Politique des transports
Un bus électrique à la place du train
Jean-Claude Cochard, militant SEV infatigable, s’engage depuis plus d’un an pour sauver la ligne ferroviaire du Régional des Brenets, voué à laisser sa place à un bus électrique dès le changement d’horaire 2025. Un combat que le Vaudois n’est pas le seul à mener. Egalement sceptique, l’Association du «Régional» les Brenets - Le Locle (ARBL) vient de lancer un sondage auprès de la population et des usagers. Derrière la sauvegarde de cette ligne se cache l’énième débat autour de la rentabilité des lignes et du développement de la mobilité et de ses emplois. Le président de la section TRN-rail, Laurent Juillerat analyse ce projet.

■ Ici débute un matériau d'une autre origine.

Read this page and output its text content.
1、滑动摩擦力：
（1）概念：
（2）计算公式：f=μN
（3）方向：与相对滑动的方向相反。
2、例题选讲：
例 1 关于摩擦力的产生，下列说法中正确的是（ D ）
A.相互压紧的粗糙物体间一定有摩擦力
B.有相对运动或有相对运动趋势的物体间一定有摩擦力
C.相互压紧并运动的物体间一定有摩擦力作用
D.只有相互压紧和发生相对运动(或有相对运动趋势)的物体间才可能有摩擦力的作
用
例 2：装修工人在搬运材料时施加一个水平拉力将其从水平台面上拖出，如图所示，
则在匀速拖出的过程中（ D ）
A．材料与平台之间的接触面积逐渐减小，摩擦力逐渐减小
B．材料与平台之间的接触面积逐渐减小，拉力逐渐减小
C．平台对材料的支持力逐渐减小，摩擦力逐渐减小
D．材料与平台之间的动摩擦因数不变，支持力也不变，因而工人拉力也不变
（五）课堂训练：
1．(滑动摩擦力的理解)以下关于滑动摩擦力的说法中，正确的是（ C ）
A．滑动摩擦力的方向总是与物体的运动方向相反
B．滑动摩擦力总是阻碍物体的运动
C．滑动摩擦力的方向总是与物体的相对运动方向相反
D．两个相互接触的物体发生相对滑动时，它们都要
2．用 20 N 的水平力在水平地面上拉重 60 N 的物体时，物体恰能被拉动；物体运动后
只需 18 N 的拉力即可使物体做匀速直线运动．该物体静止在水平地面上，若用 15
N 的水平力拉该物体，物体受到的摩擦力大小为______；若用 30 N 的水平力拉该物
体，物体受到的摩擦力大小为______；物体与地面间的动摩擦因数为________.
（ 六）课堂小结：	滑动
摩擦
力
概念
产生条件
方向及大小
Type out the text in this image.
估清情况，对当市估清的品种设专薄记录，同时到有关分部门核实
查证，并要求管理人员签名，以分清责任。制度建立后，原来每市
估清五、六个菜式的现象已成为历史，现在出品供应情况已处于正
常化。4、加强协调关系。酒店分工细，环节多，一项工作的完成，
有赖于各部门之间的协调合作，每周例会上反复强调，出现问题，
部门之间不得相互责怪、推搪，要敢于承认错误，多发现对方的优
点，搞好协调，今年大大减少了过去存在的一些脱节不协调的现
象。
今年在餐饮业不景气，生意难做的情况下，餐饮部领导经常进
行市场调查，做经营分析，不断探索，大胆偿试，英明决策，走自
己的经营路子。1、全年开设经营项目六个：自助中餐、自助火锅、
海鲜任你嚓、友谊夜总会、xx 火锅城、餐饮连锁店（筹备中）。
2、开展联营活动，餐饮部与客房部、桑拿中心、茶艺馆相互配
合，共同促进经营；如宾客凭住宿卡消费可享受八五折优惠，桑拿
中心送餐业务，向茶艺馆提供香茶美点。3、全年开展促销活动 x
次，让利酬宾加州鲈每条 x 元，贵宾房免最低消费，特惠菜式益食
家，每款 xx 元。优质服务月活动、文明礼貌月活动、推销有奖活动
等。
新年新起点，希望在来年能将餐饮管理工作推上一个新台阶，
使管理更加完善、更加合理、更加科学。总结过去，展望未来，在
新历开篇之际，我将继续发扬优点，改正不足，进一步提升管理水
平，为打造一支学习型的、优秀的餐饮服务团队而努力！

Il a parcouru plus de trois heures de train en ce vendredi 21 janvier pour venir défendre son point de vue autour d’un café. Depuis plus d’un an maintenant, Jean-Claude Cochard, cheminot dans l’âme et militant SEV retraité du MOB, n’a toujours pas digéré la décision des autorités. Celles-ci avaient en effet annoncé à l’été 2020 que le «Régional» vivait ses dernières années. A sa place, un bus électrique relierait le Locle aux Brenets dès le changement d’horaire 2025 en utilisant en partie le tracé de la voie ferroviaire actuelle réaffectée pour la nouvelle ligne de bus. Celle-ci irait jusqu’au bord du Doubs, desservant tout le village des Brenets alors qu’aujourd’hui le train s’arrête à la gare, dans le haut du village. L’Office fédéral des transports, le canton de Neuchâtel et les communes avaient choisi cette option plutôt que de rénover la ligne ferroviaire.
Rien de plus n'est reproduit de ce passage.